В это же время жена начальника экспедиции вышла во двор перед сном и тут же с криком вбежала обратно:
– Вова! Гонится!
Начальник выскочил с ружьем в руках и тут же, едва удержав крик, бросился назад: чудовище с огненными глазами стелилось вдоль стены, вкрадчиво приближалось, протягивая мохнатую руку. И началось…
– А ты выйди, Вова, выйди! Что ты там сидишь? Ты выйди! И ты, тетенька, что испугалась? Мы хорошие, ты только выйди!
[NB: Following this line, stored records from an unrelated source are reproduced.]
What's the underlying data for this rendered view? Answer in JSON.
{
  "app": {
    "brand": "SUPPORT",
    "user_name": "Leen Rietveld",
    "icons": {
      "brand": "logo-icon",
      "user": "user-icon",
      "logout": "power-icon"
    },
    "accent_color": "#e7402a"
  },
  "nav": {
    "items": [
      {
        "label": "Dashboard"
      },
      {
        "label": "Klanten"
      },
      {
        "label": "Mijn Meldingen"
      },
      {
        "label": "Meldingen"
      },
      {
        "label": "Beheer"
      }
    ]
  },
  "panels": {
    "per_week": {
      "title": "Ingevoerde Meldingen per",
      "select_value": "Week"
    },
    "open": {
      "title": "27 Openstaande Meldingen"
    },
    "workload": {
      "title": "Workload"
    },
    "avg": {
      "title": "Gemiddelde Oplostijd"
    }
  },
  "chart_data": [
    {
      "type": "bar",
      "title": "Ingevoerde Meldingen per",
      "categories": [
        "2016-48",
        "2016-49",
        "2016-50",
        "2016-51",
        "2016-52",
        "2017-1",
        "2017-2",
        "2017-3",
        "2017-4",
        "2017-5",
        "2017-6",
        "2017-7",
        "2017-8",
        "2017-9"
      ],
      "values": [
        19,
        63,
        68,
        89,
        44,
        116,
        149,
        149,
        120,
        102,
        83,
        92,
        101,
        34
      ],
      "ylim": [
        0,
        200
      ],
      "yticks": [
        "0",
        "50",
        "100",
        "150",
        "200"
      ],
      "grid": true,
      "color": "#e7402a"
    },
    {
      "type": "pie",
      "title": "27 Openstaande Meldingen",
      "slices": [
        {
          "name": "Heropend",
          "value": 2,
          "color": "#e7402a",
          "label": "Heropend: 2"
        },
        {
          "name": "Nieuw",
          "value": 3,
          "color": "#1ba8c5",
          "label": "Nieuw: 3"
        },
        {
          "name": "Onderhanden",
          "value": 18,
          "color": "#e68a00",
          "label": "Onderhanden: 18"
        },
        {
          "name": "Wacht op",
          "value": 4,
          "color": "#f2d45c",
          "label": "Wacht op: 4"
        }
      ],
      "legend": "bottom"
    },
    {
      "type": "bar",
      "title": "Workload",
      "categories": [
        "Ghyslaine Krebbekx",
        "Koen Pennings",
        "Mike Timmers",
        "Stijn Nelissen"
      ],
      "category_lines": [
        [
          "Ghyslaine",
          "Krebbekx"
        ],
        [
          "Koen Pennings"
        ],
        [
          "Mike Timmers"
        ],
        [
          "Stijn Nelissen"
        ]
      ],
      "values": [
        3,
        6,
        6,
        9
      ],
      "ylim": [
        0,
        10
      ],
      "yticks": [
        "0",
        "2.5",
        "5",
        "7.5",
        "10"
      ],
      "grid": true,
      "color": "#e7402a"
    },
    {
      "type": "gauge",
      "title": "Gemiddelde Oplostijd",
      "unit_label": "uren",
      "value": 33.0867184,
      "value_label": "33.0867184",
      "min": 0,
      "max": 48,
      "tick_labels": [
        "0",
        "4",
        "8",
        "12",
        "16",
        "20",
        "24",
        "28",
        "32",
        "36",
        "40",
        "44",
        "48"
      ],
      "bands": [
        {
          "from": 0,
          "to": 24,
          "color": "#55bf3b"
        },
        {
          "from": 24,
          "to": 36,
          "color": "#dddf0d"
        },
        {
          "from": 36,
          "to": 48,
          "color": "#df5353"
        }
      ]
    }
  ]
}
Примерно так бормотали, перебивали друг друга, постукивали в стены, хрипели, сипели, урчали несколько голосов, пугавших супругов буквально до холодного пота. В окне баньки мелькали уродливые тени, черная мохнатая рука прощупывала битые стекла, лезла в баньку. Начальник не выдержал, засадил по этой руке из карабина. Они с женой чуть не оглохли от выстрела в таком небольшом помещении, но рука исчезла, на выстрел прибежали остальные члены экспедиции. После чего вся экспедиция в полном составе набилась в «женский дом»: там как будто поспокойнее.
Но и вокруг «женского дома» делалось нехорошее. В лунном свете мелькали какие-то тени вдоль развалин; что-то непонятное – то ли небольшой человек, то ли обезьяна, то ли медвежонок – забралось на дерево напротив дома и корчило мерзкие рожи. Одна из дам умела неплохо рисовать, она по памяти нарисовала мне это создание: впечатляет.
Время от времени что-то или кто-то появлялся возле окон, вроде бы заглядывал, снова исчезал.
На полусгнившие балки потолка мягко опускался кто-то, сидел, вроде пытался проковырять дырочку между трухлявыми балками.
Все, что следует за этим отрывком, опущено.